Tem duas netas pequenas. O que gostava de ver conquistar pelas raparigas de hoje? Que nunca ouvissem ou sentissem?

As minhas netas estão no bom caminho. Sou contra qualquer forma de discriminação, nunca gostaria de ver uma neta minha achar que só pelo facto de uma opinião, uma atitude, um comportamento vir de um homem vinha valorizado. Isso nunca, seria para mim um retrocesso e seria inadmissível. Espero que as minhas netas continuem a ser independentes, que pensem pela sua cabeça e que nunca olhem para um homem com a sensação de que, só por ele ser homem, pode e tem direito a uma opinião melhor que a delas ou pode exercer sobre elas qualquer tipo de poder, seja em que área for, a não ser o poder do mérito ou da razão, que nada tem a ver com o sexo. Desejo-lhes a liberdade.

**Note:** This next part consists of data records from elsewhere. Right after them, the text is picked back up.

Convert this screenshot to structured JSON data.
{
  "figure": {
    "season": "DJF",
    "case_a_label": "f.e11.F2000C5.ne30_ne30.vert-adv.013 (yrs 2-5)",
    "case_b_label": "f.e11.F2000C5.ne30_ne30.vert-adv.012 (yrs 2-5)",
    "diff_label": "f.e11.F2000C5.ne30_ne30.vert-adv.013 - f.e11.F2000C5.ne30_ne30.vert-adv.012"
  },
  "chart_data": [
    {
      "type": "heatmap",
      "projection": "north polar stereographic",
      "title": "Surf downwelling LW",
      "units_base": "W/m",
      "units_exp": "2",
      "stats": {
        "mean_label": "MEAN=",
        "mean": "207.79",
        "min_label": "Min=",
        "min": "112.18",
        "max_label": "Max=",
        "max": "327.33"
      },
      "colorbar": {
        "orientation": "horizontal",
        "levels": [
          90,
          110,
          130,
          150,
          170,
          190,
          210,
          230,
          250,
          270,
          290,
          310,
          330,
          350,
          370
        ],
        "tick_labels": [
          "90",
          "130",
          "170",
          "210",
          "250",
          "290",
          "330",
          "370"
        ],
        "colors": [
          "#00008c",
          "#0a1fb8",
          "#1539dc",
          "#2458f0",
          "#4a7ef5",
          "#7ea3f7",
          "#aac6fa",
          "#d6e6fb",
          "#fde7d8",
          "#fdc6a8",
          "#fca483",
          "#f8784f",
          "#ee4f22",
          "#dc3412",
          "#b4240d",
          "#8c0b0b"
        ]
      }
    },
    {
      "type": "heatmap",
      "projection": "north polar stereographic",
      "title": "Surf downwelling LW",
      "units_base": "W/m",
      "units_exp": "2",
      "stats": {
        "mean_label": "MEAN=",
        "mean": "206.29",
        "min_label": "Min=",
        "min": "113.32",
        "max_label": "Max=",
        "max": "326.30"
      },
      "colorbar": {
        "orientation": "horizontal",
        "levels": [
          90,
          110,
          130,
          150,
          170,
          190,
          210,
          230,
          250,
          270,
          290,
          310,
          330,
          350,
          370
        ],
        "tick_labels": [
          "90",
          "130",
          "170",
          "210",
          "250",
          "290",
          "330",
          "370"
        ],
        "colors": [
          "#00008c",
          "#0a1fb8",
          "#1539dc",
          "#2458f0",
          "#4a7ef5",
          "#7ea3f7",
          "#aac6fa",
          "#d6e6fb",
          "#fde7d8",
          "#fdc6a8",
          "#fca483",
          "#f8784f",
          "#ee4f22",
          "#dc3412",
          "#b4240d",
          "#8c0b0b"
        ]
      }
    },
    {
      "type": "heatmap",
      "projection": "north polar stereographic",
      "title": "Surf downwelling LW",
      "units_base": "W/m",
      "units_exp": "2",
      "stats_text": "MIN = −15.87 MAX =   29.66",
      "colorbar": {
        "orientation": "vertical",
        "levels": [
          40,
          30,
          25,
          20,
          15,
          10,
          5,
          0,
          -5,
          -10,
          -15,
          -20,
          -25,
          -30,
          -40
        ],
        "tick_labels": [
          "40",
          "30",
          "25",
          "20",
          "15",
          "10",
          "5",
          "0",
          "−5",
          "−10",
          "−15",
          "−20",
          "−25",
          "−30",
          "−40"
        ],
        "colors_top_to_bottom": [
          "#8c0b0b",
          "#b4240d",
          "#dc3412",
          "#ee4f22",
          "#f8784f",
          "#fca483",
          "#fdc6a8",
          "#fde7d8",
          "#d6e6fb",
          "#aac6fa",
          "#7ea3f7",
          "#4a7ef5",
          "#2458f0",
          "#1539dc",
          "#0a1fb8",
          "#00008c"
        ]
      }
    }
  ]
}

Para onde e quem vão os seus pensamentos neste dia da mulher?

Vão para este desejo de que não se ande para trás. O mundo ainda é muito desigual, ainda há milhões de mulheres discriminadas e é para elas que vai o meu pensamento, para o desejo de que um dia todas consigam exercer controlo sobre as suas vidas, que é o que se pretende. O que eu mais prezo é sentir que tenho algum controlo sobre a minha vida e que isso não depende do poder masculino. As mulheres em todo o mundo ainda têm um longo caminho pela sua frente, para um dia conseguirmos não ter esta conversa.